LETTRE À PATRICK LEPETIT SUR VOYAGE AU BOUT DE L’ABJECT (2017)

Max Vincent mars 2021

http://lherbentrelespaves.fr/index.php?post/2021/03/15/Tentative-d-objectivation-du-cas-Louis-Ferdinand-Céline

  

lundi 26 décembre 2022

L'entrée Céline du Dictionnaire égoïste de la littérature française de Dantzig

Charles Dantzig a fait de sa haine de l'auteur des pamphlets 
une carte de visite, il en parle en “vain” dans son Dictionnaire égoïste 
de la littérature française, et s’étale largement à l'entrée Céline, accumulant les chromos et les gros mots… Il y a la tout pour plaire à la doxa bienpensante !

CELINE (Louis-Ferdinand) : 

Le 7 avril 2000, au carrefour de l'Odéon, un clochard à demi-ivre entra dans l'autobus 96. Titubant, il s'avança vers le fond. Le bus roulait. Soudain :

— Et toi ?... Tu l'as vue, ta tête ?... Plaie mondiale !...

Avant de rapporter ses dires, je me suis demandé quelle serait la manière la plus exacte : et c'est celle de Céline. Céline est un vociférateur inventif. Dans le bus, prenant soin de ne pas regarder le clochard, tout le monde souriait. Cela m'a fait comprendre la popularité de cet écrivain. Elle tient à l'originalité de ses expressions et à la banalité de son ton. Une petite musique, selon l'insupportable expression qu'il a inventée dans un entretien à L'Express du 14 juin 1957 : air de chanteur des rues bouffeur de bourgeois, bagout de bonimenteur de la Chapelle, gouaille d'Aristide Bruant engueulant ses clients dans les cabarets de Montmartre.

Céline a le style même du chauffeur de taxi - il écrit à coups de klaxon

Quelle notion un étranger, qui n'a pas dans l'oreille ce bruit de fond parigot, peut-il se faire de Céline ? Probablement, comme aux Etats-Unis ou en Angleterre où il est peu connu et, dans les librairies, rangé avec la cult literature pour adolescents, le considérera-t-il comme une curiosité, un petit truc bizarre, un auteur pour fanzines. Ce n'est pas aberrant, mais tout de même, Céline est plus mainstream.
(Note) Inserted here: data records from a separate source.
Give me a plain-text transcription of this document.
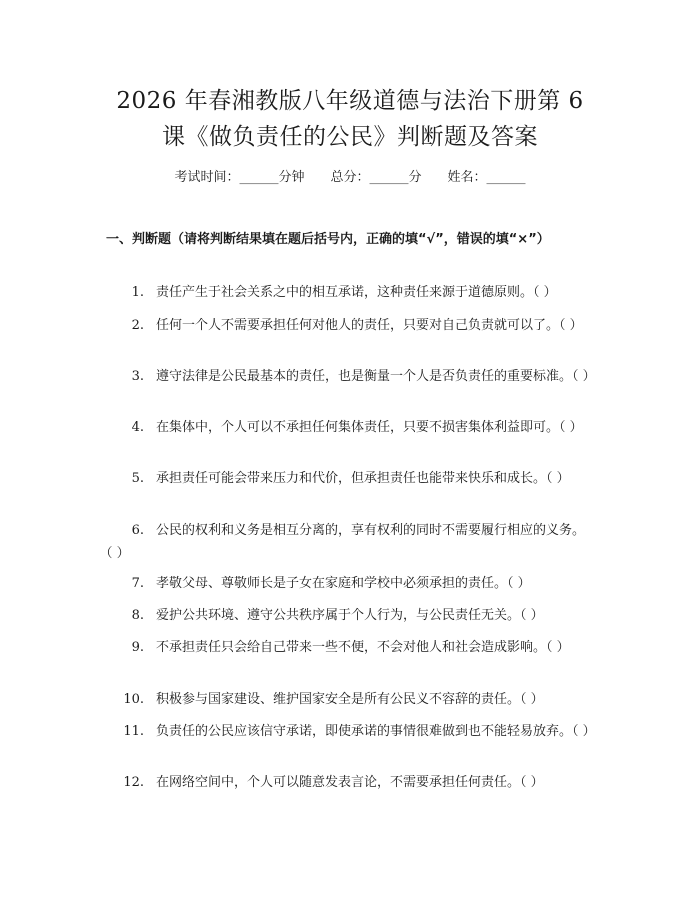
2026 年春湘教版八年级道德与法治下册第 6
课《做负责任的公民》判断题及答案
考试时间：______分钟 总分：______分 姓名：______
一、判断题（请将判断结果填在题后括号内，正确的填“√”，错误的填“×”）
1. 责任产生于社会关系之中的相互承诺，这种责任来源于道德原则。（ ）
2. 任何一个人不需要承担任何对他人的责任，只要对自己负责就可以了。（ ）
3. 遵守法律是公民最基本的责任，也是衡量一个人是否负责任的重要标准。（ ）
4. 在集体中，个人可以不承担任何集体责任，只要不损害集体利益即可。（ ）
5. 承担责任可能会带来压力和代价，但承担责任也能带来快乐和成长。（ ）
6. 公民的权利和义务是相互分离的，享有权利的同时不需要履行相应的义务。（ ）
7. 孝敬父母、尊敬师长是子女在家庭和学校中必须承担的责任。（ ）
8. 爱护公共环境、遵守公共秩序属于个人行为，与公民责任无关。（ ）
9. 不承担责任只会给自己带来一些不便，不会对他人和社会造成影响。（ ）
10. 积极参与国家建设、维护国家安全是所有公民义不容辞的责任。（ ）
11. 负责任的公民应该信守承诺，即使承诺的事情很难做到也不能轻易放弃。（ ）
12. 在网络空间中，个人可以随意发表言论，不需要承担任何责任。（ ）
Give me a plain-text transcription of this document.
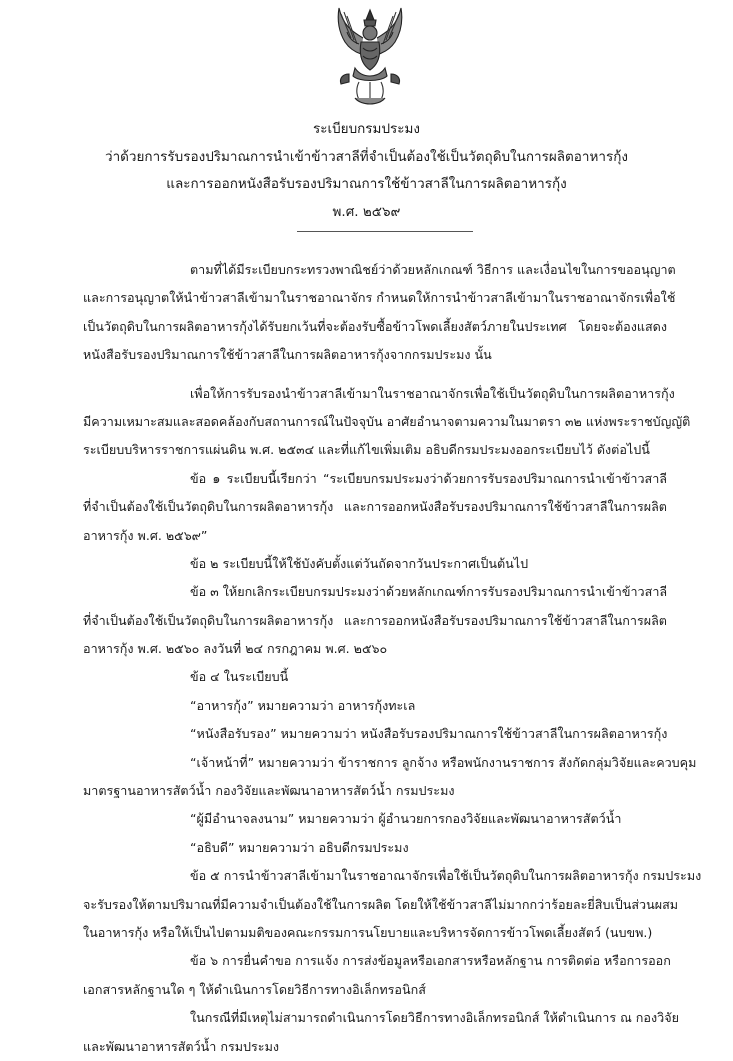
ระเบียบกรมประมง
ว่าด้วยการรับรองปริมาณการนำเข้าข้าวสาลีที่จำเป็นต้องใช้เป็นวัตถุดิบในการผลิตอาหารกุ้ง
และการออกหนังสือรับรองปริมาณการใช้ข้าวสาลีในการผลิตอาหารกุ้ง
พ.ศ. ๒๕๖๙
ตามที่ได้มีระเบียบกระทรวงพาณิชย์ว่าด้วยหลักเกณฑ์ วิธีการ และเงื่อนไขในการขออนุญาต
และการอนุญาตให้นำข้าวสาลีเข้ามาในราชอาณาจักร กำหนดให้การนำข้าวสาลีเข้ามาในราชอาณาจักรเพื่อใช้
เป็นวัตถุดิบในการผลิตอาหารกุ้งได้รับยกเว้นที่จะต้องรับซื้อข้าวโพดเลี้ยงสัตว์ภายในประเทศ โดยจะต้องแสดง
หนังสือรับรองปริมาณการใช้ข้าวสาลีในการผลิตอาหารกุ้งจากกรมประมง นั้น
เพื่อให้การรับรองนำข้าวสาลีเข้ามาในราชอาณาจักรเพื่อใช้เป็นวัตถุดิบในการผลิตอาหารกุ้ง
มีความเหมาะสมและสอดคล้องกับสถานการณ์ในปัจจุบัน อาศัยอำนาจตามความในมาตรา ๓๒ แห่งพระราชบัญญัติ
ระเบียบบริหารราชการแผ่นดิน พ.ศ. ๒๕๓๔ และที่แก้ไขเพิ่มเติม อธิบดีกรมประมงออกระเบียบไว้ ดังต่อไปนี้
ข้อ ๑ ระเบียบนี้เรียกว่า “ระเบียบกรมประมงว่าด้วยการรับรองปริมาณการนำเข้าข้าวสาลี
ที่จำเป็นต้องใช้เป็นวัตถุดิบในการผลิตอาหารกุ้ง และการออกหนังสือรับรองปริมาณการใช้ข้าวสาลีในการผลิต
อาหารกุ้ง พ.ศ. ๒๕๖๙”
ข้อ ๒ ระเบียบนี้ให้ใช้บังคับตั้งแต่วันถัดจากวันประกาศเป็นต้นไป
ข้อ ๓ ให้ยกเลิกระเบียบกรมประมงว่าด้วยหลักเกณฑ์การรับรองปริมาณการนำเข้าข้าวสาลี
ที่จำเป็นต้องใช้เป็นวัตถุดิบในการผลิตอาหารกุ้ง และการออกหนังสือรับรองปริมาณการใช้ข้าวสาลีในการผลิต
อาหารกุ้ง พ.ศ. ๒๕๖๐ ลงวันที่ ๒๔ กรกฎาคม พ.ศ. ๒๕๖๐
ข้อ ๔ ในระเบียบนี้
“อาหารกุ้ง” หมายความว่า อาหารกุ้งทะเล
“หนังสือรับรอง” หมายความว่า หนังสือรับรองปริมาณการใช้ข้าวสาลีในการผลิตอาหารกุ้ง
“เจ้าหน้าที่” หมายความว่า ข้าราชการ ลูกจ้าง หรือพนักงานราชการ สังกัดกลุ่มวิจัยและควบคุม
มาตรฐานอาหารสัตว์น้ำ กองวิจัยและพัฒนาอาหารสัตว์น้ำ กรมประมง
“ผู้มีอำนาจลงนาม” หมายความว่า ผู้อำนวยการกองวิจัยและพัฒนาอาหารสัตว์น้ำ
“อธิบดี” หมายความว่า อธิบดีกรมประมง
ข้อ ๕ การนำข้าวสาลีเข้ามาในราชอาณาจักรเพื่อใช้เป็นวัตถุดิบในการผลิตอาหารกุ้ง กรมประมง
จะรับรองให้ตามปริมาณที่มีความจำเป็นต้องใช้ในการผลิต โดยให้ใช้ข้าวสาลีไม่มากกว่าร้อยละยี่สิบเป็นส่วนผสม
ในอาหารกุ้ง หรือให้เป็นไปตามมติของคณะกรรมการนโยบายและบริหารจัดการข้าวโพดเลี้ยงสัตว์ (นบขพ.)
ข้อ ๖ การยื่นคำขอ การแจ้ง การส่งข้อมูลหรือเอกสารหรือหลักฐาน การติดต่อ หรือการออก
เอกสารหลักฐานใด ๆ ให้ดำเนินการโดยวิธีการทางอิเล็กทรอนิกส์
ในกรณีที่มีเหตุไม่สามารถดำเนินการโดยวิธีการทางอิเล็กทรอนิกส์ ให้ดำเนินการ ณ กองวิจัย
และพัฒนาอาหารสัตว์น้ำ กรมประมง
Comment vous le faire sentir, touristes ? Prenez un taxi. Céline, c'est ce chauffeur mal embouché qui rage contre les nègres et peste contre les juifs. Visez-moi ce connard !... T'avances, eh, pédale !... Flic de mes deux !... Pauvre France !... Céline a le style même du chauffeur de taxi - il écrit à coups de klaxon.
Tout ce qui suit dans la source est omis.